The tax break all small businesses should know about but don’t

2016 Budget tax breaks

A new study conducted by H&R Block and Officeworks has revealed that a staggering 85 per cent of small-business owners in Australia have never used the $20,000 instant asset write-off tax break (a total potential loss to taxpayers of $2.4 billion).

The national survey found that although the instant asset write-off for small businesses has been extended until 30 June 2019, nearly a third of all small business are hindered by a lack of understanding and education around how the $20,000 tax break works, with one in four small businesses also blaming a lack of organisation and time.
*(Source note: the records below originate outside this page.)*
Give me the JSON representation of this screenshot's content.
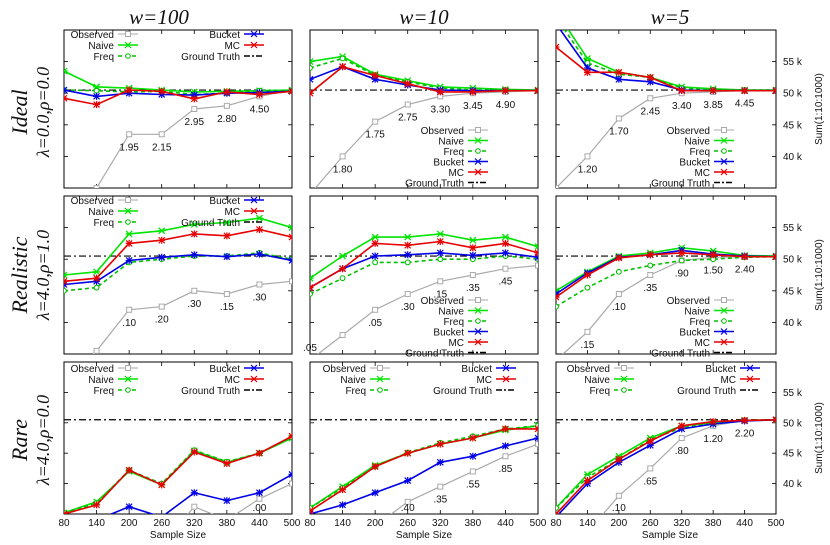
{
  "chart_data": {
    "type": "line",
    "column_titles": [
      "w=100",
      "w=10",
      "w=5"
    ],
    "row_labels": [
      {
        "name": "Ideal",
        "params": "λ=0.0,ρ=0.0"
      },
      {
        "name": "Realistic",
        "params": "λ=4.0,ρ=1.0"
      },
      {
        "name": "Rare",
        "params": "λ=4.0,ρ=0.0"
      }
    ],
    "x": [
      80,
      140,
      200,
      260,
      320,
      380,
      440,
      500
    ],
    "xlabel": "Sample Size",
    "ylabel": "Sum(1:10:1000)",
    "ylim": [
      35,
      60
    ],
    "yticks": [
      40,
      45,
      50,
      55
    ],
    "ytick_labels": [
      "40 k",
      "45 k",
      "50 k",
      "55 k"
    ],
    "ground_truth": 50.5,
    "legend_entries": [
      "Observed",
      "Naive",
      "Freq",
      "Bucket",
      "MC",
      "Ground Truth"
    ],
    "colors": {
      "Observed": "#aaaaaa",
      "Naive": "#00e400",
      "Freq": "#00c000",
      "Bucket": "#0000e6",
      "MC": "#e60000",
      "Ground Truth": "#000000"
    },
    "panels": [
      {
        "row": 0,
        "col": 0,
        "series": {
          "Observed": [
            26,
            35,
            43.5,
            43.5,
            47.5,
            48,
            49.5,
            50.5
          ],
          "Naive": [
            53.5,
            51,
            50.8,
            50.5,
            50.2,
            50.3,
            50.4,
            50.5
          ],
          "Freq": [
            50.5,
            50.4,
            50.2,
            50.3,
            49.8,
            50,
            50.4,
            50.4
          ],
          "Bucket": [
            50.5,
            49.5,
            50,
            49.8,
            49.7,
            50,
            50.1,
            50.3
          ],
          "MC": [
            49.2,
            48.2,
            50.5,
            50.3,
            49.1,
            50.2,
            49.8,
            50.3
          ]
        },
        "annotations": [
          {
            "x": 200,
            "y": 43.5,
            "text": "1.95"
          },
          {
            "x": 260,
            "y": 43.5,
            "text": "2.15"
          },
          {
            "x": 320,
            "y": 47.5,
            "text": "2.95"
          },
          {
            "x": 380,
            "y": 48,
            "text": "2.80"
          },
          {
            "x": 440,
            "y": 49.5,
            "text": "4.50"
          }
        ]
      },
      {
        "row": 0,
        "col": 1,
        "series": {
          "Observed": [
            34,
            40,
            45.5,
            48.2,
            49.5,
            50,
            50.2,
            50.4
          ],
          "Naive": [
            55,
            55.8,
            53,
            52,
            51,
            50.8,
            50.6,
            50.5
          ],
          "Freq": [
            54,
            55.5,
            52.8,
            51.8,
            50.8,
            50.5,
            50.5,
            50.4
          ],
          "Bucket": [
            52.2,
            54.2,
            52.2,
            51.3,
            50.5,
            50.4,
            50.4,
            50.4
          ],
          "MC": [
            50,
            54.2,
            52.8,
            51.5,
            50.2,
            50.2,
            50.4,
            50.4
          ]
        },
        "annotations": [
          {
            "x": 140,
            "y": 40,
            "text": "1.80"
          },
          {
            "x": 200,
            "y": 45.5,
            "text": "1.75"
          },
          {
            "x": 260,
            "y": 48.2,
            "text": "2.75"
          },
          {
            "x": 320,
            "y": 49.5,
            "text": "3.30"
          },
          {
            "x": 380,
            "y": 50,
            "text": "3.45"
          },
          {
            "x": 440,
            "y": 50.2,
            "text": "4.90"
          }
        ]
      },
      {
        "row": 0,
        "col": 2,
        "series": {
          "Observed": [
            35,
            40,
            46,
            49.2,
            50,
            50.2,
            50.4,
            50.5
          ],
          "Naive": [
            63,
            55.5,
            53.3,
            52.5,
            51,
            50.7,
            50.5,
            50.5
          ],
          "Freq": [
            62,
            54.8,
            53,
            52.5,
            50.8,
            50.5,
            50.5,
            50.5
          ],
          "Bucket": [
            61,
            54,
            52.2,
            51.8,
            50.5,
            50.4,
            50.4,
            50.4
          ],
          "MC": [
            57.3,
            53.3,
            53.3,
            52.5,
            50.4,
            50.4,
            50.4,
            50.4
          ]
        },
        "annotations": [
          {
            "x": 140,
            "y": 40,
            "text": "1.20"
          },
          {
            "x": 200,
            "y": 46,
            "text": "1.70"
          },
          {
            "x": 260,
            "y": 49.2,
            "text": "2.45"
          },
          {
            "x": 320,
            "y": 50,
            "text": "3.40"
          },
          {
            "x": 380,
            "y": 50.2,
            "text": "3.85"
          },
          {
            "x": 440,
            "y": 50.4,
            "text": "4.45"
          }
        ]
      },
      {
        "row": 1,
        "col": 0,
        "series": {
          "Observed": [
            30,
            35.5,
            42,
            42.5,
            45,
            44.5,
            46,
            46.5
          ],
          "Naive": [
            47.5,
            48,
            54,
            54.5,
            55.5,
            55.8,
            56.5,
            55
          ],
          "Freq": [
            45,
            45.5,
            49.5,
            50,
            50.5,
            50.5,
            51,
            50
          ],
          "Bucket": [
            46,
            46.5,
            49.8,
            50.3,
            50.7,
            50.4,
            50.8,
            49.8
          ],
          "MC": [
            46.5,
            47,
            52.5,
            53,
            54,
            53.7,
            54.7,
            53.5
          ]
        },
        "annotations": [
          {
            "x": 200,
            "y": 42,
            "text": ".10"
          },
          {
            "x": 260,
            "y": 42.5,
            "text": ".20"
          },
          {
            "x": 320,
            "y": 45,
            "text": ".30"
          },
          {
            "x": 380,
            "y": 44.5,
            "text": ".15"
          },
          {
            "x": 440,
            "y": 46,
            "text": ".30"
          }
        ]
      },
      {
        "row": 1,
        "col": 1,
        "series": {
          "Observed": [
            34,
            38,
            42,
            44.5,
            46.5,
            47.5,
            48.5,
            49
          ],
          "Naive": [
            47,
            50.5,
            53.5,
            53.5,
            54,
            53,
            53.5,
            52
          ],
          "Freq": [
            44.5,
            47,
            49.5,
            49.5,
            50,
            50,
            50.5,
            50
          ],
          "Bucket": [
            45.5,
            48.5,
            50.5,
            50.7,
            51,
            50.6,
            51,
            50.3
          ],
          "MC": [
            45.5,
            48.5,
            52.5,
            52.2,
            52.8,
            51.8,
            52.5,
            51
          ]
        },
        "annotations": [
          {
            "x": 80,
            "y": 34,
            "text": ".05"
          },
          {
            "x": 200,
            "y": 42,
            "text": ".05"
          },
          {
            "x": 260,
            "y": 44.5,
            "text": ".30"
          },
          {
            "x": 320,
            "y": 46.5,
            "text": ".15"
          },
          {
            "x": 380,
            "y": 47.5,
            "text": ".35"
          },
          {
            "x": 440,
            "y": 48.5,
            "text": ".45"
          }
        ]
      },
      {
        "row": 1,
        "col": 2,
        "series": {
          "Observed": [
            34,
            38.5,
            44.5,
            47.5,
            49.8,
            50.3,
            50.4,
            50.5
          ],
          "Naive": [
            45,
            48,
            50.5,
            51,
            51.8,
            51.3,
            50.6,
            50.5
          ],
          "Freq": [
            42.5,
            45.5,
            48,
            49,
            49.8,
            50,
            50.3,
            50.4
          ],
          "Bucket": [
            44.5,
            47.8,
            50.3,
            50.7,
            51.4,
            50.8,
            50.5,
            50.4
          ],
          "MC": [
            44,
            47.5,
            50.2,
            50.7,
            51,
            50.7,
            50.4,
            50.4
          ]
        },
        "annotations": [
          {
            "x": 140,
            "y": 38.5,
            "text": ".15"
          },
          {
            "x": 200,
            "y": 44.5,
            "text": ".10"
          },
          {
            "x": 260,
            "y": 47.5,
            "text": ".35"
          },
          {
            "x": 320,
            "y": 49.8,
            "text": ".90"
          },
          {
            "x": 380,
            "y": 50.3,
            "text": "1.50"
          },
          {
            "x": 440,
            "y": 50.4,
            "text": "2.40"
          }
        ]
      },
      {
        "row": 2,
        "col": 0,
        "series": {
          "Observed": [
            30,
            30,
            30,
            30,
            36.2,
            34,
            37.5,
            40
          ],
          "Naive": [
            35.2,
            37,
            42,
            39.8,
            45.4,
            43.5,
            45,
            47.5
          ],
          "Freq": [
            35.2,
            36.8,
            42.2,
            40,
            45.5,
            43.6,
            45,
            47.6
          ],
          "Bucket": [
            34,
            34,
            36.2,
            34.5,
            38.5,
            37.2,
            38.5,
            41.5
          ],
          "MC": [
            35,
            36.5,
            42.2,
            39.8,
            45.2,
            43.3,
            45,
            47.8
          ]
        },
        "annotations": [
          {
            "x": 440,
            "y": 37.5,
            "text": ".00"
          }
        ]
      },
      {
        "row": 2,
        "col": 1,
        "series": {
          "Observed": [
            30,
            30,
            33,
            37,
            39.5,
            42,
            44.5,
            46.5
          ],
          "Naive": [
            36,
            39.5,
            43,
            45,
            46.5,
            47.5,
            48.8,
            49.5
          ],
          "Freq": [
            36,
            39.3,
            42.8,
            45.1,
            46.7,
            47.8,
            49,
            49.5
          ],
          "Bucket": [
            35,
            36.5,
            38.5,
            40.5,
            43.5,
            44.5,
            46.2,
            47.5
          ],
          "MC": [
            35.5,
            39,
            42.8,
            45,
            46.5,
            47.5,
            49,
            49
          ]
        },
        "annotations": [
          {
            "x": 260,
            "y": 34.8,
            "text": ".40"
          },
          {
            "x": 320,
            "y": 39.5,
            "text": ".35"
          },
          {
            "x": 380,
            "y": 42,
            "text": ".55"
          },
          {
            "x": 440,
            "y": 44.5,
            "text": ".85"
          }
        ]
      },
      {
        "row": 2,
        "col": 2,
        "series": {
          "Observed": [
            30,
            32,
            38,
            42.5,
            47.5,
            49.5,
            50.4,
            50.5
          ],
          "Naive": [
            36,
            41.5,
            44.5,
            47.5,
            49.5,
            50,
            50.4,
            50.5
          ],
          "Freq": [
            36,
            41,
            44,
            47.2,
            49.2,
            50,
            50.4,
            50.5
          ],
          "Bucket": [
            34.5,
            40,
            43.5,
            46.3,
            49,
            49.8,
            50.3,
            50.5
          ],
          "MC": [
            35,
            40.5,
            44,
            47,
            49.5,
            50.2,
            50.4,
            50.5
          ]
        },
        "annotations": [
          {
            "x": 200,
            "y": 38,
            "text": ".10"
          },
          {
            "x": 260,
            "y": 42.5,
            "text": ".65"
          },
          {
            "x": 320,
            "y": 47.5,
            "text": ".80"
          },
          {
            "x": 380,
            "y": 49.5,
            "text": "1.20"
          },
          {
            "x": 440,
            "y": 50.4,
            "text": "2.20"
          }
        ]
      }
    ]
  }
}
Even more surprisingly, 58 per cent of small businesses claimed to have never even heard of the instant tax write-off, which offers businesses with an annual turnover of up to $10 million the opportunity to claim an immediate write off on capital purchases costing less than $20,000. While this is a 20 per cent increase in awareness from a similar study conducted by H&R Block and Officeworks last year, nearly two thirds of small businesses admit to feeling frustrated at the lack of awareness.

The question is, why is knowledge and up-take of the tax break so low? My theory is that when it comes to tax, there’s a perception amongst small businesses that it’s always bad news – more red tape, more compliance, more money to pay to the ATO. In reality, sometimes the tax system can work to the advantage of small business and the $20,000 instant asset write off is a classic example of that.

In short, many small businesses prefer to steer away from anything to do with tax – it’s a complicated subject and they think they can leave it to their accountant.

Part of the responsibility must also fall on accountants unfortunately. Speaking as an accountant myself, we owe it to our clients to tell them about the tax break, explain the benefits and encourage them to use it where it will work for their business.

Quite simply, there are clear links between a business with the capital investment it needs to succeed – whether that’s the latest plant and equipment, up to date computer systems or a customer friendly office or shop – and increased productivity and profitability. So, if the government is prepared to further sweeten the pill by throwing in a tax break that will boost cash flow, that can only be a good thing so far as in-the-know small businesses are concerned.

So, what do you need to do to claim the tax break? Well, it’s very easy to claim. Simply buy the asset you need, keep the receipt, then put in a claim for a deduction for the whole cost in your tax return. In the old days, you’d have to write-off the cost over several years, now you get the full deduction in one hit.

So, despite a clear lack of awareness about the $20,000 instant tax write-off among many small businesses, it has been a great boost to those who have used it and the Government has responded to its popularity by extending its “shelf-life” to 30 June 2019. Really, any small businesses with a requirement for capital investment (whether technology, plant and equipment or motor vehicles) should be looking to take advantage of this scheme while it lasts.